Add shadow helper python package shadowtools#3449
Conversation
|
I think the biggest downside of adding something like this is that it'd be another place to keep in sync with the config format. really half-baked idea: I wonder if we could make this python module more-or-less replace the specification doc. If we added the text from there as comments it'd be pretty close. Potentially we could have a script that generates the markdown/html from the python module. |
|
I write many shadow config generators in python. Usually I'm reading in a config created by I wonder:
I would argue against putting the Shadow config documentation inside this somewhat extraneous python tool. That seems kind of backwards to me. I would prefer instead to put the config docs as close to the rust config code as possible (i.e., |
Yeah, I'm not sure. Keeping it in this repo is generally simpler and less work overall, and we can ensure it's always in sync with shadow itself. From a user perspective the only downside I can think of is in a CI job where you want to run a pre-built shadow binary using this python module, now you need to clone the relatively large shadow repo just to get the module. Overall that's probably better though than having to track and version the two repos independently.

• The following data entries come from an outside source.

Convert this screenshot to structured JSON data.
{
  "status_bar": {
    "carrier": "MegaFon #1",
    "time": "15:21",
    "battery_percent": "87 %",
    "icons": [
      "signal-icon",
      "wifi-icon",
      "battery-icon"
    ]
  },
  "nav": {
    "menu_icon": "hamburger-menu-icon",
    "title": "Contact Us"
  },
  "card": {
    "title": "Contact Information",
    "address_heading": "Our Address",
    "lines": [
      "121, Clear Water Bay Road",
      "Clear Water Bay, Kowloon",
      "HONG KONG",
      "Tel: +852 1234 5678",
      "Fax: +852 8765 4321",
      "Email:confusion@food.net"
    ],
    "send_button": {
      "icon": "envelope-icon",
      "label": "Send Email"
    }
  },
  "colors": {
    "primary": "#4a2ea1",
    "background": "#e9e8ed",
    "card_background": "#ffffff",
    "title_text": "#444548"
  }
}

It seems a little weird to push shadow-related-packages to pypy.org when we don't package shadow itself anywhere. We can define a package though, and use pip to install it. e.g. in arti's CI we install chutney with
Fair enough.
Interesting. I think we do something a little bit like this in arti to scrape rustdoc comments to generate the RPC documentation. By the way I don't know if you saw that later commits, but I did end up fleshing out the runner tool a bit more. It's kind of convenient, and maybe a useful gateway to show people how to use shadow before forcing them to write a config file. Right now it's in the same python module, but probably belongs in its own module. (Though could maybe be part of the same python package) Example: |
It looks like it can be in a subdirectory. From https://pip.pypa.io/en/stable/cli/pip_install/#examples : |
2ce1919 to
851360a
Compare
851360a to
e991012
Compare
|
Ok, I think this is about ready for proper review. If you're not crazy about the I'm also open to better names than "shadowsim" and "shadow-shell". |
robgjansen
left a comment
There was a problem hiding this comment.
This is cool!
- Don't we want a README.md in the python package? Most of the content of your initial PR message would be a good starting point to briefly explain the purpose, how it works, and how to install.

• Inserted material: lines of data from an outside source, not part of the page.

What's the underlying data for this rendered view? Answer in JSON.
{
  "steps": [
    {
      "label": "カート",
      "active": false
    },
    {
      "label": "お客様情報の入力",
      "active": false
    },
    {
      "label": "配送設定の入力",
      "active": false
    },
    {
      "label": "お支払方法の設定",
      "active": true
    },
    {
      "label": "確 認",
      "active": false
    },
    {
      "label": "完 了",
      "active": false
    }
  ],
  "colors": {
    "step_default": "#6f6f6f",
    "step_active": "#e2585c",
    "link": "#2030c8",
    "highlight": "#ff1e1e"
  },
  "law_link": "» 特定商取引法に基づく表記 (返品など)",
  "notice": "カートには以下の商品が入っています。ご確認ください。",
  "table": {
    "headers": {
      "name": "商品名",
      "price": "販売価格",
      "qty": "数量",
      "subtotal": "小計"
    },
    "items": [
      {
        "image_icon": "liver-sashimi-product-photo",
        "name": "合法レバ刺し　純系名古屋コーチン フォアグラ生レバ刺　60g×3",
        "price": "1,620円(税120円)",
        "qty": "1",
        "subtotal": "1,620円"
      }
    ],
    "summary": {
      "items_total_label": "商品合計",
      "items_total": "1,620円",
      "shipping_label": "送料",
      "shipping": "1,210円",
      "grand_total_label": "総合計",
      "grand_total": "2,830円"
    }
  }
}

- It's probably also worth an entry in Shadow's CHANGELOG.
Feedback on names:
shadowsim--> I likeshadowpyorshadowtoolsbettershadow-shell--> I likeshadow-execbetter (reasoning in my review comments)
Other idea:
- I was thinking why not just make
tools/.the base directory rather thantools/shadowsim. But that maybe only makes sense if the python package name isshadowtools(in which case the base directory forshadowtoolswould be shadow/tools :)). But also maybe that's a stretch.
|
Here are my first impressions before reviewing. Just typing them out now before I get some food :) Looks cool!
I think having it in the shadow repo makes sense to keep things in sync. Having it in the shadow repo also means that you don't need to worry about if the version of the tool from its repo will be compatible with a specific version of shadow from the shadow repo. I think it should have tests in the CI to make sure it continues to work and doesn't become stale over time. I have mixed feelings about generating the docs from code in general. I think generating documentation from code doesn't usually turn out that great. There ends up being cases that aren't generated properly or could be done better by a person, and then we need some way to override the documentation generation script. I had tried doing this when originally moving the config code to rust, but realized after a while that it would take more time and effort to maintain the script than to just update the documentation manually when needed. It can be painful when you know what you want the documentation to say, but you need to spend an hour modifying the script to do what you could do by hand in 10 seconds. On the other hand it's not difficult to accidentally forget to update the docs, and then the docs become stale. But I think we've been doing a pretty good job at keeping the docs up to date. Another option is something like schemars which lets you derive a json schema from the rust code which you could use to build documentation, but it needs a bunch of manual editing to get human readable types, default values, etc. Anyways my thoughts are that if we can generate the docs like we have it now, and without needing a bunch of overrides for cases that the docs generation script doesn't handle well, then it might be nice to have it regardless of if it's being generated from the rust serde types or the new python config types. |
Ah, so I was originally thinking just "shadow", but there are a lot packages referencing various shadows in pypi: https://pypi.org/search/?q=shadow. Even if we never publish to pypi I figured it'd be best to avoid name collisions there. So the "sim" suffix was to distinguish it from all the other shadows being referenced there. IMO having 'py' in the name of a python package feels redundant, but it's certainly not unprecedented 🤷 Maybe also adding the "tools" suffix makes sense though since the python module doesn't completely wrap "the shadow simulator", but is indeed more of a toolset for working with it. So maybe "shadowsimtools"?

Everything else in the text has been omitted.